Voter Recall: Oakland’s mayor is in deep trouble of her own making
Jean Quan, the ideologically leftist Democratic mayor of Oakland, California, has presided over her city in a manner both inept and irresolute. She let herself be badgered and manipulated by the neo-Trotskyists and would-be anarchists who march under the Occupy Oakland banner, vacillating between appeasing the demonstrators and arresting them. Quan’s wildly shifting posture has angered almost everyone and satisfied virtually no one. Now, the community-activist-turned-mayor faces at least two campaigns to recall her from office.
The recall, of course, is a firmly established institution in the Golden State. But while recall petitions may be commonplace, successful recall elections are rare. California’s recall of Governor Gray Davis in 2003 was national news not just because Arnold Schwarzenegger assumed Davis’s place, but also because it was the first time since the Progressive Era reform went into effect in 1913 that the state’s voters actually kicked out a sitting governor.

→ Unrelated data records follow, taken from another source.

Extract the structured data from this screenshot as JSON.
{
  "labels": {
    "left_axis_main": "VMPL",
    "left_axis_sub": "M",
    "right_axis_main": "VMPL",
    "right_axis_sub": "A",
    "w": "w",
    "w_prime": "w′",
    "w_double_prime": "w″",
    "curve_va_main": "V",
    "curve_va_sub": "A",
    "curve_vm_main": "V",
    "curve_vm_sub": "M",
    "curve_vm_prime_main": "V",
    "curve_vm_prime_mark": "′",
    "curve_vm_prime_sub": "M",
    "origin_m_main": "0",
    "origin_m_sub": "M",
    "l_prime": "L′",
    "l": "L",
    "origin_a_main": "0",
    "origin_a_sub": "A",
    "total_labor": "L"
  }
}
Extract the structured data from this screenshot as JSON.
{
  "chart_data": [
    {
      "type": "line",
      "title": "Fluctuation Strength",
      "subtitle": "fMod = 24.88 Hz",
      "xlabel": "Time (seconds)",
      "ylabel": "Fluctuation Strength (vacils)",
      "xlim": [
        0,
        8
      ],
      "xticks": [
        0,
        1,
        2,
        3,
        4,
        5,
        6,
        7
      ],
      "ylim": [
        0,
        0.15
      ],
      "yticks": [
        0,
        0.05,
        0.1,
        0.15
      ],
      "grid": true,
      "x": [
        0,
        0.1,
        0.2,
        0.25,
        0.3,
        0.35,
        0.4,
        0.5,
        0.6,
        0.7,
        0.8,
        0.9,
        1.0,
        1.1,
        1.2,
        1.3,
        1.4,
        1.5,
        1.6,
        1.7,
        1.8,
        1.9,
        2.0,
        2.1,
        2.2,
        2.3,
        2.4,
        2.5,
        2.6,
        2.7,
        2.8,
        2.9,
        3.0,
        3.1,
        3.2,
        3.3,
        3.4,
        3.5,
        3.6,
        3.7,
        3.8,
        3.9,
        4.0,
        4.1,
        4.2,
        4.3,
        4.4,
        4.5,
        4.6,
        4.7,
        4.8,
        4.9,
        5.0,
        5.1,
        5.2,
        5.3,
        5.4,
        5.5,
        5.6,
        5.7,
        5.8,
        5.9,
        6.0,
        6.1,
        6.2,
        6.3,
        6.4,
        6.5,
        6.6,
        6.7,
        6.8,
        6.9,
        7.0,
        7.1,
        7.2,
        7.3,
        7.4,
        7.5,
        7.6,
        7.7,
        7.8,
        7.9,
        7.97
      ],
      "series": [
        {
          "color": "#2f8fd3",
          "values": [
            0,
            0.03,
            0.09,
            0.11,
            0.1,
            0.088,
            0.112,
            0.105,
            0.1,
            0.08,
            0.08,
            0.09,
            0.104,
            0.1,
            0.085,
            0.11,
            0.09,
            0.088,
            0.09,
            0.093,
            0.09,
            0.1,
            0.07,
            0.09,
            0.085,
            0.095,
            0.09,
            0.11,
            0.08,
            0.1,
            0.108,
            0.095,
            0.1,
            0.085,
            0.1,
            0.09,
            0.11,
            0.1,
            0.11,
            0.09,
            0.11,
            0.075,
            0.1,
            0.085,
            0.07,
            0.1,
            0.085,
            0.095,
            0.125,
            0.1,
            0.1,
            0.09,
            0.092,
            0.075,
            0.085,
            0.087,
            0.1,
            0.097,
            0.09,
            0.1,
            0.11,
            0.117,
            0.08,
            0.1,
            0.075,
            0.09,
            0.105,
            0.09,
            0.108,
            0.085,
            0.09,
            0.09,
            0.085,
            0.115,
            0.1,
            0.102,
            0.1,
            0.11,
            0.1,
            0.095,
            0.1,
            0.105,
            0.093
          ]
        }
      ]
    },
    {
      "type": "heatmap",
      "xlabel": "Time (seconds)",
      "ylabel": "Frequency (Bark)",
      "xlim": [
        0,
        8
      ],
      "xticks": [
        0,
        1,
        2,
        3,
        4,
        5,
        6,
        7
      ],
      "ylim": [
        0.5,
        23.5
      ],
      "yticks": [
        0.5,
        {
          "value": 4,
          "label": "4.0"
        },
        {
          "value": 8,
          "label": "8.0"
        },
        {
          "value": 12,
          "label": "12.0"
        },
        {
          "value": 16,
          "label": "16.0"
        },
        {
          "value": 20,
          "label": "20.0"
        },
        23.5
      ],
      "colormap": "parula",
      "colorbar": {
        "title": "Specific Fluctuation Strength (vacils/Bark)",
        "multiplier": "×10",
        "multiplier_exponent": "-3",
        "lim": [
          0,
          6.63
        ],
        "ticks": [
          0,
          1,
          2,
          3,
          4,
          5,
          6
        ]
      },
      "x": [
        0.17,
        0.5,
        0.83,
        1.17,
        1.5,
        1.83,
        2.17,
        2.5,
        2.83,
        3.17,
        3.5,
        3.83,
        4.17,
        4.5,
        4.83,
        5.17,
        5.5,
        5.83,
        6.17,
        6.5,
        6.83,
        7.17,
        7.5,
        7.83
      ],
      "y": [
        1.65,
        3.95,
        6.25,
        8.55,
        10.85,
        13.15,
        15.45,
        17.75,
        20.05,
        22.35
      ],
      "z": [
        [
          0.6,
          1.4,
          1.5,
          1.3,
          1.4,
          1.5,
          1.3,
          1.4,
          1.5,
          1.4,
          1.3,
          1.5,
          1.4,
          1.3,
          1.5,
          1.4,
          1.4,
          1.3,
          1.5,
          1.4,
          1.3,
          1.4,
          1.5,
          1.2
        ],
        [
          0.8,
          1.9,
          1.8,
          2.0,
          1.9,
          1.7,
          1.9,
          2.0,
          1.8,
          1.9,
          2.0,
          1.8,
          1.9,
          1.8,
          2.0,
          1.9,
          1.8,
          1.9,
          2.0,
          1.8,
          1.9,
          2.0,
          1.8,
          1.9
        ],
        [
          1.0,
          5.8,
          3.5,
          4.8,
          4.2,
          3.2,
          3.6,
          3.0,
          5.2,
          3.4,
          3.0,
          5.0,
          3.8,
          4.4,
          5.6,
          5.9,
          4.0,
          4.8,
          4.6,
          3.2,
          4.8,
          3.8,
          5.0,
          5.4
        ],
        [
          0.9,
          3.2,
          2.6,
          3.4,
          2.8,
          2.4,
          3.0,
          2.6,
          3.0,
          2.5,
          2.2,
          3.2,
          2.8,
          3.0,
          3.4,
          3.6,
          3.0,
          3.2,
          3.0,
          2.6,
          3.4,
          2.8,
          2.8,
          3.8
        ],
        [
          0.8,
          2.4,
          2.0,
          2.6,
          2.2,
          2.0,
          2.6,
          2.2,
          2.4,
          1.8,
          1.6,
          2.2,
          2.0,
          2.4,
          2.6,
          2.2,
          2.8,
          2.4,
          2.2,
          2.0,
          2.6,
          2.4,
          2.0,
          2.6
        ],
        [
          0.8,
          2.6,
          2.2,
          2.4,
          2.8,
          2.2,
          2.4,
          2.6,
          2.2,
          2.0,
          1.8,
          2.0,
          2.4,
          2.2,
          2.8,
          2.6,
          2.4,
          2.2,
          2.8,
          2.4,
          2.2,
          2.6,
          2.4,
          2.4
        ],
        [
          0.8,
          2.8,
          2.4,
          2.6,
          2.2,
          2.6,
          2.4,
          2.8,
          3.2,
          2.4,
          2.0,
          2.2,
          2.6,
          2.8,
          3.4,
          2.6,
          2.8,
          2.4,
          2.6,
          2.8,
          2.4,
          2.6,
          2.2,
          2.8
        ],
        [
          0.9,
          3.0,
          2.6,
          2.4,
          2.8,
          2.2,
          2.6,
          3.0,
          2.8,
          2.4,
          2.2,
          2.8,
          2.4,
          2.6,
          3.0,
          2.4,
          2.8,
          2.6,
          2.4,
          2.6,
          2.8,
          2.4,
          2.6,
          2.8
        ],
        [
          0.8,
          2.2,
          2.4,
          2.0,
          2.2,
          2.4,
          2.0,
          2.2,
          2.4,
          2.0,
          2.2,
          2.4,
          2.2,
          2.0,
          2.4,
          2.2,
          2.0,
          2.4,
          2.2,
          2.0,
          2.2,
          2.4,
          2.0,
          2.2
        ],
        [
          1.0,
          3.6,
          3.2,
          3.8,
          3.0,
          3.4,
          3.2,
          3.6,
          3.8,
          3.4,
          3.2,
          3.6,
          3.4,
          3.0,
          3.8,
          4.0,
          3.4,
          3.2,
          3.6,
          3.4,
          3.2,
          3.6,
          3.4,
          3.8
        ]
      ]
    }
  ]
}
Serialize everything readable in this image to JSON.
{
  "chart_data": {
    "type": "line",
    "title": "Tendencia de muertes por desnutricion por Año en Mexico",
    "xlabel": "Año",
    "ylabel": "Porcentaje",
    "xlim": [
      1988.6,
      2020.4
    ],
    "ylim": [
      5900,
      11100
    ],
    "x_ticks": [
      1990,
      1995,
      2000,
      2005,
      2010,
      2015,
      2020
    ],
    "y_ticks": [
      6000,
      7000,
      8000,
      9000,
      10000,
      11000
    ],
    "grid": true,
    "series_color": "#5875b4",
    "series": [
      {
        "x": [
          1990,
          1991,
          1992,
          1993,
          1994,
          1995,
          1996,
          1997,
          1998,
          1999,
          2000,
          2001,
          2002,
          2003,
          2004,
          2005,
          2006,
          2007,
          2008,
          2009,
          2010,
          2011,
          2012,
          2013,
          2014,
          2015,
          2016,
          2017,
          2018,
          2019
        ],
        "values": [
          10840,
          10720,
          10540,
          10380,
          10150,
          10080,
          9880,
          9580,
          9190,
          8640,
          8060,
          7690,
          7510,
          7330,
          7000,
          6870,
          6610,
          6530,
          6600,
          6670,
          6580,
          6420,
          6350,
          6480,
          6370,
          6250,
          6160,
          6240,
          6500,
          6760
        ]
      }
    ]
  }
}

Public animus against Quan doesn’t bode well for her political survival. Gene Hazzard, a photographer for the Oakland Post, a black community newspaper, launched the first recall campaign on December 7. Hazzard’s effort focuses on Quan’s failure to improve public safety and attract new business investment to the city. His supporters are aggressively canvassing neighborhoods with petitions. Hazzard’s recall drive has support from the Committee to Recall Jean Quan and Restore Oakland, which originally intended to launch its own campaign. “Right now, there is one petition out there,” commented Charlie Pine, a retired economic analyst and “Recall and Restore” spokesperson.
A second recall campaign is seeking certification, however. Its chief backer is entrepreneur Greg Harland, who lost decisively to Quan in the 2010 mayoral election. (He finished eighth in a field of ten candidates, earning just 0.9 percent of the vote.) Oakland uses a “ranked-choice” voting system, in which voters select their first, second, and third choices for office. The idea is to minimize runoffs, but the system has other strange effects—such as propelling laggards like Quan into office. Quan won only 24.7 percent of the first-choice ballots, but because of the quirks of ranked-choice voting, she beat former state senator Don Perata, who had 34.39 percent of first-choice votes. Quan won because a much larger percentage of voters for liberal activist and city council member-at-large Rebecca Kaplan picked Quan second over Perata.